HOPES have been raised that European fishing laws, which force trawlermen to throw dead and dying fish overboard, could be overhauled.
Cllr Peter Popple, who represents the Northstead ward on Scarborough Council and holds the cabinet portfolio for harbours, wrote to Maria Damanaki, the EU Fisheries Commissioner, in December.
He told her of the “devastating impact” of the rules on the fishing fleet in Scarborough and its surrounding areas.
Fishermen are often forced to discard perfectly good fish to fall into line with fishing quotas. Quotas were introduced in an attempt to protect fish stocks and prevent overfishing.
In her reply to Cllr Popple, Commissioner Damanaki agreed that the EU’s common fisheries policy was in need of reform.
She said: “Tackling discards has been high on my agenda since I have taken office last year and I cannot agree with you more that we must eradicate this wasteful practice.

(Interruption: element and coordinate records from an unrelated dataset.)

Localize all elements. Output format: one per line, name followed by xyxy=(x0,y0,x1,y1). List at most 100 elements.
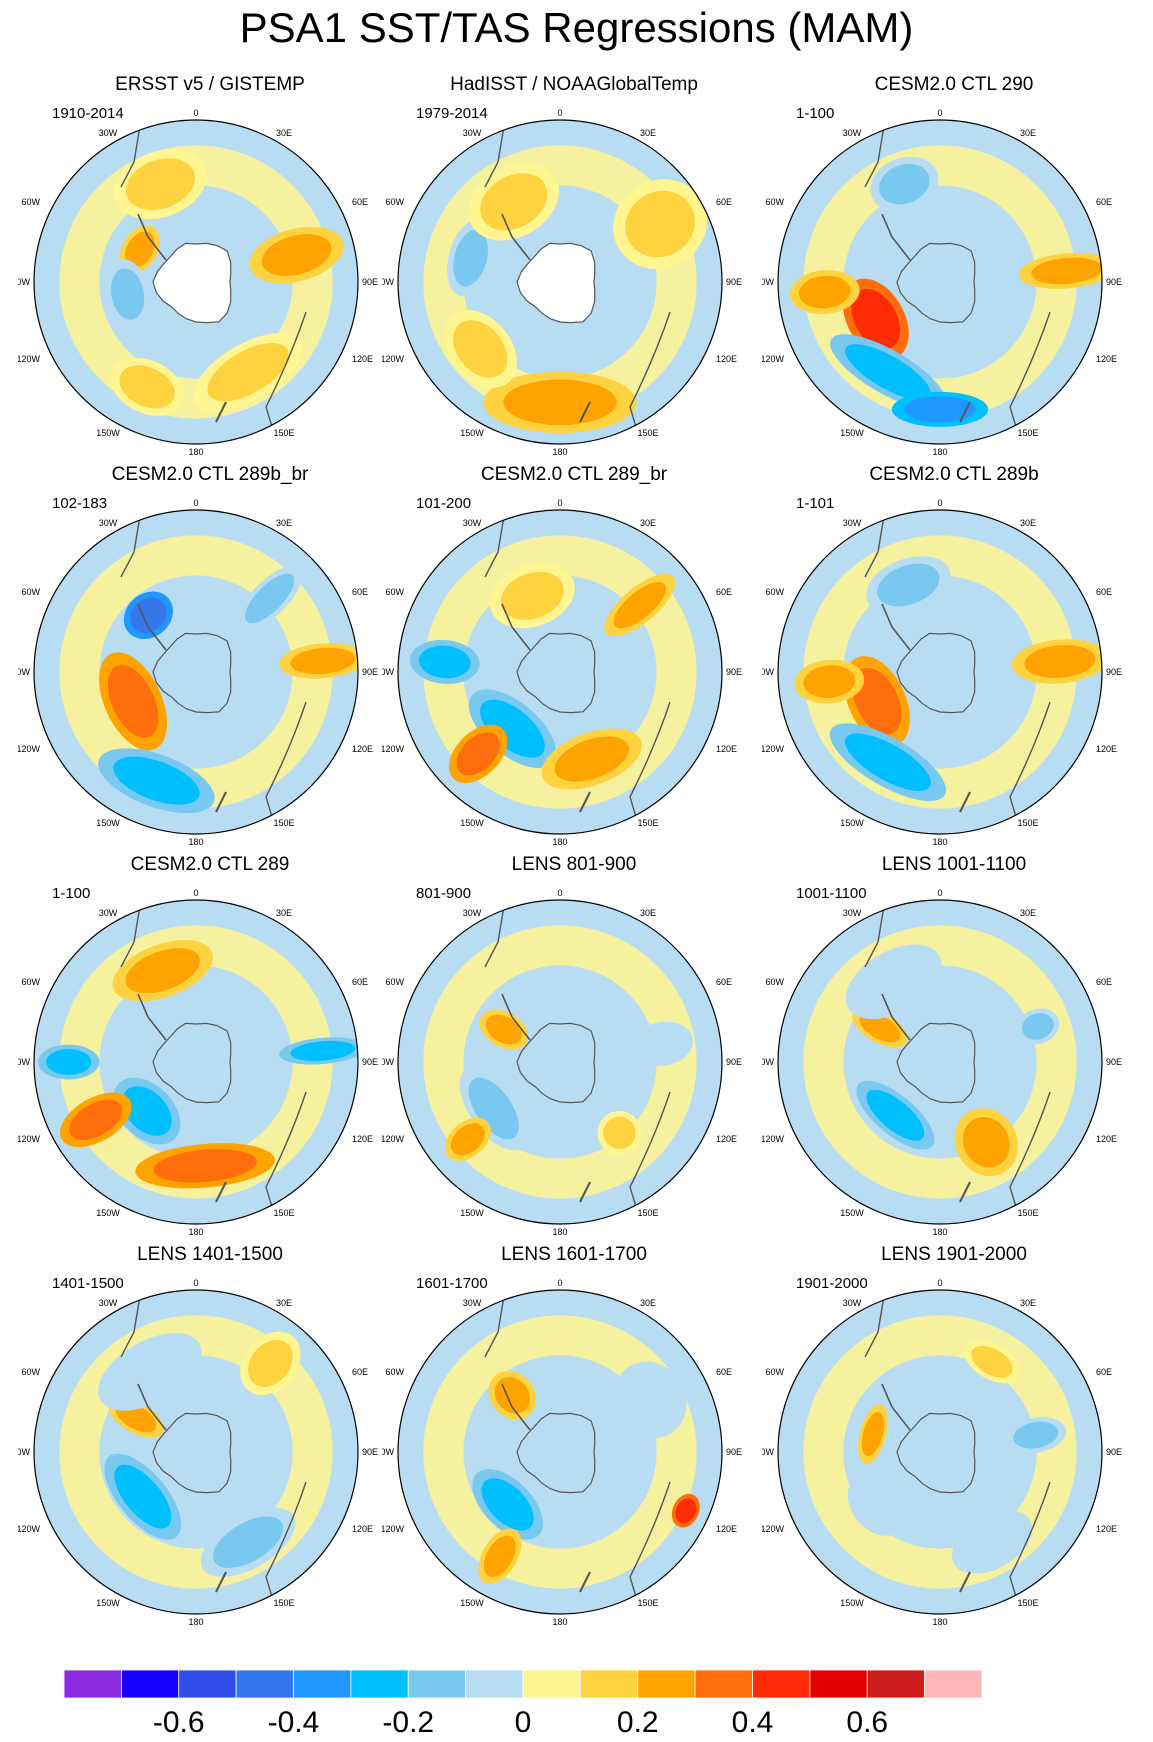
longitude-label: 120W xyxy=(382,1134,405,1144)
longitude-label: 30W xyxy=(99,908,118,918)
longitude-label: 120W xyxy=(762,1134,785,1144)
antarctica-coastline xyxy=(516,1022,596,1104)
colorbar-tick-label: -0.6 xyxy=(152,1706,205,1739)
panel-title: ERSST v5 / GISTEMP xyxy=(115,74,305,95)
longitude-label: 150E xyxy=(1017,1598,1038,1608)
anomaly-core xyxy=(453,320,508,378)
new-zealand-coastline xyxy=(959,401,971,423)
zonal-band xyxy=(423,1315,697,1589)
anomaly-core xyxy=(962,1117,1010,1168)
anomaly-core xyxy=(418,645,471,679)
longitude-label: 150W xyxy=(96,1208,120,1218)
longitude-label: 60E xyxy=(1096,587,1112,597)
longitude-label: 30W xyxy=(99,1298,118,1308)
longitude-label: 30W xyxy=(843,908,862,918)
longitude-label: 60E xyxy=(1096,977,1112,987)
antarctica-coastline xyxy=(152,1022,232,1104)
longitude-label: 180 xyxy=(932,1227,947,1237)
longitude-label: 30E xyxy=(276,518,292,528)
colorbar-swatch xyxy=(866,1670,926,1698)
peninsula-coastline xyxy=(501,603,531,651)
anomaly-core xyxy=(290,647,356,675)
longitude-label: 120E xyxy=(1096,354,1117,364)
longitude-label: 150W xyxy=(840,1208,864,1218)
panel-period: 1901-2000 xyxy=(796,1275,868,1292)
anomaly-core xyxy=(623,1371,677,1429)
map-panel: CESM2.0 CTL 290 1-100 0 180 30W 30E 60W 60E 90W 9… xyxy=(762,72,1146,467)
anomaly-core xyxy=(613,581,666,629)
longitude-label: 30E xyxy=(1020,1298,1036,1308)
anomaly-core xyxy=(248,1339,293,1387)
longitude-label: 60W xyxy=(385,977,404,987)
longitude-label: 30W xyxy=(843,518,862,528)
panel-title: CESM2.0 CTL 289b xyxy=(869,464,1039,485)
longitude-label: 180 xyxy=(188,1227,203,1237)
peninsula-coastline xyxy=(137,603,167,651)
longitude-label: 150E xyxy=(637,818,658,828)
new-zealand-coastline xyxy=(959,1571,971,1593)
longitude-label: 150W xyxy=(96,818,120,828)
colorbar-swatch xyxy=(637,1670,696,1698)
zonal-band xyxy=(803,925,1077,1199)
longitude-label: 60W xyxy=(385,587,404,597)
longitude-label: 150W xyxy=(460,1598,484,1608)
longitude-label: 30W xyxy=(463,908,482,918)
longitude-label: 60W xyxy=(765,1367,784,1377)
australia-coastline xyxy=(629,1481,671,1611)
colorbar-swatch xyxy=(522,1670,581,1698)
longitude-label: 0 xyxy=(193,888,198,898)
panel-title: CESM2.0 CTL 289b_br xyxy=(111,464,309,485)
longitude-label: 30W xyxy=(843,1298,862,1308)
panel-period: 1401-1500 xyxy=(52,1275,124,1292)
polar-map: 0 180 30W 30E 60W 60E 90W 90E 120W 120E 150W 150E xyxy=(18,498,378,847)
colorbar-swatch xyxy=(752,1670,811,1698)
longitude-label: 90W xyxy=(382,277,394,287)
australia-coastline xyxy=(629,1091,671,1221)
anomaly-core xyxy=(1024,645,1096,678)
anomaly-core xyxy=(879,163,930,205)
longitude-label: 90W xyxy=(18,667,30,677)
new-zealand-coastline xyxy=(215,791,227,813)
anomaly-core xyxy=(456,732,500,776)
longitude-label: 0 xyxy=(557,1278,562,1288)
antarctica-coastline xyxy=(896,632,976,714)
anomaly-core xyxy=(877,563,940,607)
longitude-label: 60W xyxy=(21,977,40,987)
colorbar-swatch xyxy=(178,1670,237,1698)
new-zealand-coastline xyxy=(215,401,227,423)
longitude-label: 150W xyxy=(460,428,484,438)
anomaly-core xyxy=(503,379,617,426)
polar-map: 0 180 30W 30E 60W 60E 90W 90E 120W 120E 150W 150E xyxy=(762,888,1122,1237)
longitude-label: 150E xyxy=(273,818,294,828)
anomaly-core xyxy=(480,173,548,231)
longitude-label: 90W xyxy=(382,1447,394,1457)
map-panel: LENS 801-900 801-900 0 180 30W 30E 60W 60E 90W 90… xyxy=(382,852,766,1247)
longitude-label: 90E xyxy=(726,277,742,287)
longitude-label: 60W xyxy=(385,1367,404,1377)
anomaly-core xyxy=(468,1077,519,1140)
longitude-label: 30E xyxy=(1020,518,1036,528)
longitude-label: 120E xyxy=(716,1524,737,1534)
longitude-label: 60W xyxy=(765,587,784,597)
panel-period: 1001-1100 xyxy=(796,885,867,902)
anomaly-core xyxy=(261,234,332,276)
longitude-label: 120W xyxy=(382,744,405,754)
new-zealand-coastline xyxy=(959,791,971,813)
anomaly-core xyxy=(69,1099,123,1141)
colorbar-swatch xyxy=(293,1670,352,1698)
anomaly-core xyxy=(113,756,200,805)
colorbar-swatch xyxy=(924,1670,982,1698)
longitude-label: 180 xyxy=(932,837,947,847)
australia-coastline xyxy=(1009,701,1051,831)
south-america-coastline xyxy=(864,510,886,578)
longitude-label: 0 xyxy=(193,1278,198,1288)
longitude-label: 180 xyxy=(552,447,567,457)
panel-title: LENS 801-900 xyxy=(511,854,637,875)
longitude-label: 30E xyxy=(640,1298,656,1308)
longitude-label: 0 xyxy=(937,108,942,118)
panel-period: 1-101 xyxy=(796,495,835,512)
map-panel: CESM2.0 CTL 289b_br 102-183 0 180 30W 30E 60W 6… xyxy=(18,462,402,857)
longitude-label: 180 xyxy=(552,1227,567,1237)
longitude-label: 60E xyxy=(716,197,732,207)
new-zealand-coastline xyxy=(215,1571,227,1593)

“I consider it a shameful waste that cannot be justified and that should certainly not be encouraged by EU or any other legislation.”
She said that in a review of fishing policy, due later this year, she would make concrete proposals which would mean fishermen were no longer forced to discard fish.

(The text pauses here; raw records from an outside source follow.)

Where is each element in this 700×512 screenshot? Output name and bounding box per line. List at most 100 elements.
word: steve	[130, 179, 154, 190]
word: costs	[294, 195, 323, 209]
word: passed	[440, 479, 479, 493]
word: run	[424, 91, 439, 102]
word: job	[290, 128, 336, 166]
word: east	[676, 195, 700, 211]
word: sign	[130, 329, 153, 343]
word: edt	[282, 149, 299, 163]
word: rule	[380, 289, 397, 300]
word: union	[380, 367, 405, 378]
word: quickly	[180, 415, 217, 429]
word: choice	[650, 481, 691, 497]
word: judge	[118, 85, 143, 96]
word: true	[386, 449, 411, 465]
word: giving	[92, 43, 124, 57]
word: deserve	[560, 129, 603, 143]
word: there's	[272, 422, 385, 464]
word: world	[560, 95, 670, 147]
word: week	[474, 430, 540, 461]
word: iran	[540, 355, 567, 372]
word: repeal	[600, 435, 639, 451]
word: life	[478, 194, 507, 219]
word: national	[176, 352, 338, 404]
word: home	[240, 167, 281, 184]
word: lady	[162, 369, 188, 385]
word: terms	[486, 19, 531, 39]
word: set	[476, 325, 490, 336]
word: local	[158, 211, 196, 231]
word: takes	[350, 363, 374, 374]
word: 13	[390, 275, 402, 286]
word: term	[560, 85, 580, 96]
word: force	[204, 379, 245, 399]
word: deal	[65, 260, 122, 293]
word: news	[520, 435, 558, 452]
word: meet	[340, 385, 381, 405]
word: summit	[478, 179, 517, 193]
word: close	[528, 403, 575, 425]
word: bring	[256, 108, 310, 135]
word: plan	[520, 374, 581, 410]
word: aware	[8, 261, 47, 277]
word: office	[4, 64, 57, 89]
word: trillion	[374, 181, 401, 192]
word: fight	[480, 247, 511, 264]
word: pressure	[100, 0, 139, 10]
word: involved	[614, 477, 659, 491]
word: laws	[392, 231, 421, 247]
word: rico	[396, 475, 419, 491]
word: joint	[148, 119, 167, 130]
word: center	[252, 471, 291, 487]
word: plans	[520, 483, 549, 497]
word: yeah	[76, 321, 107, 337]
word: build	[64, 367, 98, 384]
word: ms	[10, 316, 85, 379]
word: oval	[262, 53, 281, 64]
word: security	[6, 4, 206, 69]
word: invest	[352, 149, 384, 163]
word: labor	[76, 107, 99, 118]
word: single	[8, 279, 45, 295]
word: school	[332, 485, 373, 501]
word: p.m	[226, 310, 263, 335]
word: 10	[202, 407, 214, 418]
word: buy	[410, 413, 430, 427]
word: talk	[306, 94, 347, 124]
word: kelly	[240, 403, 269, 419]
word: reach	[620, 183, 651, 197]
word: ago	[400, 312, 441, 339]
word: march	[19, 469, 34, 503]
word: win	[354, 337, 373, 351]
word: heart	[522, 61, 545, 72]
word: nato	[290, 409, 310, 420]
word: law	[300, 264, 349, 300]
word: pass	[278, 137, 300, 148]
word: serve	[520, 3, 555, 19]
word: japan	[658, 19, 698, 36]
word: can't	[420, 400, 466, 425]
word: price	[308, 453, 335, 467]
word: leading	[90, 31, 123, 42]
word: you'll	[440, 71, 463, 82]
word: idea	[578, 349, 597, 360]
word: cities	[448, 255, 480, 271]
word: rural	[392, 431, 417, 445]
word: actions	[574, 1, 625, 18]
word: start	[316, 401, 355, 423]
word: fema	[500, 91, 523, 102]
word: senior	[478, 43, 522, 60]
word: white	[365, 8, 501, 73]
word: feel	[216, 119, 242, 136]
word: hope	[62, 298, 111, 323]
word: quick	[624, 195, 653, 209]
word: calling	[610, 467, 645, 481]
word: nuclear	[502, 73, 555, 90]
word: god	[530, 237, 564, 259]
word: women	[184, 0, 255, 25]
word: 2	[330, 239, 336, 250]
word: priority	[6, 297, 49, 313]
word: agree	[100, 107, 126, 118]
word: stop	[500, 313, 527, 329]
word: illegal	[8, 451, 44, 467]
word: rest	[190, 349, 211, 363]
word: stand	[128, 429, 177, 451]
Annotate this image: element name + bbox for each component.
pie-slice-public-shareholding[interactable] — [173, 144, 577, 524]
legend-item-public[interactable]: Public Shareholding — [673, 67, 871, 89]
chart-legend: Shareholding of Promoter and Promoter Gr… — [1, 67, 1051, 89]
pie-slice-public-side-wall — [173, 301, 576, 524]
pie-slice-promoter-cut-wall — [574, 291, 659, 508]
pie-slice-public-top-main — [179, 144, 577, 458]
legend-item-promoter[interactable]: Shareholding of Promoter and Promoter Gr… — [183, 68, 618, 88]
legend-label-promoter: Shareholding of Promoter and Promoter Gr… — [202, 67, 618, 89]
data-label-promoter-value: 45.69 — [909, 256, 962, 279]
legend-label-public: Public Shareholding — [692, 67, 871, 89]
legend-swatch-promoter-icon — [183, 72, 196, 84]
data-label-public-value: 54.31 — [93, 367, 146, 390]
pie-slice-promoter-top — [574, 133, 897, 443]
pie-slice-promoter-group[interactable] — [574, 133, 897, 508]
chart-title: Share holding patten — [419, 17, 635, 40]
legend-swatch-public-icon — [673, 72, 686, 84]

Commissioner Damanaki added: “I would like to inform you that we are currently working on reforming our policy to make it simpler, more effective, less top down and to give Member States in the EU more play in implementing it and taking local decisions.
“I am heartened by the interest that you and many citizens in the UK and other Member States take in this problem of reforming this policy and tackling discards of dead fish.”
Cllr Popple, who is also chairman of the Whitby Harbour Board, welcomed the response, calling it a “welcome re-think” by the EU.
He also revealed that he has invited Commissioner Damanaki to the borough of Scarborough to meet the area’s fishermen in person, and said he would be keen to go to Brussels himself if invited.
Cllr Popple said: “I wrote to Commissioner Maria Damanaki outlining the dire consequences EU fisheries policy has had on our fishing fleets, bringing them to the verge of collapse and bankruptcy.
“It takes a long time in Brussels to change things, but at least they have acknowledged the policy isn’t working.
“I do intend on keeping up our fight against the common fisheries policy until it has been discontinued and reformed.
“If we lose our trawlers it will change the character of our harbours forever.”
During the 1980s, 130 trawlers fished out of Scarborough, Whitby and Bridlington. That figure has fallen to 12, with only eight remaining in Scarborough.
Many of the town’s fishermen blame European fishing policy for the dramatic decline. As well as fishing quotas, the number of days which fishermen are allowed to spend at sea is also limited.
The proposed reforms will be put before the European parliament within two years.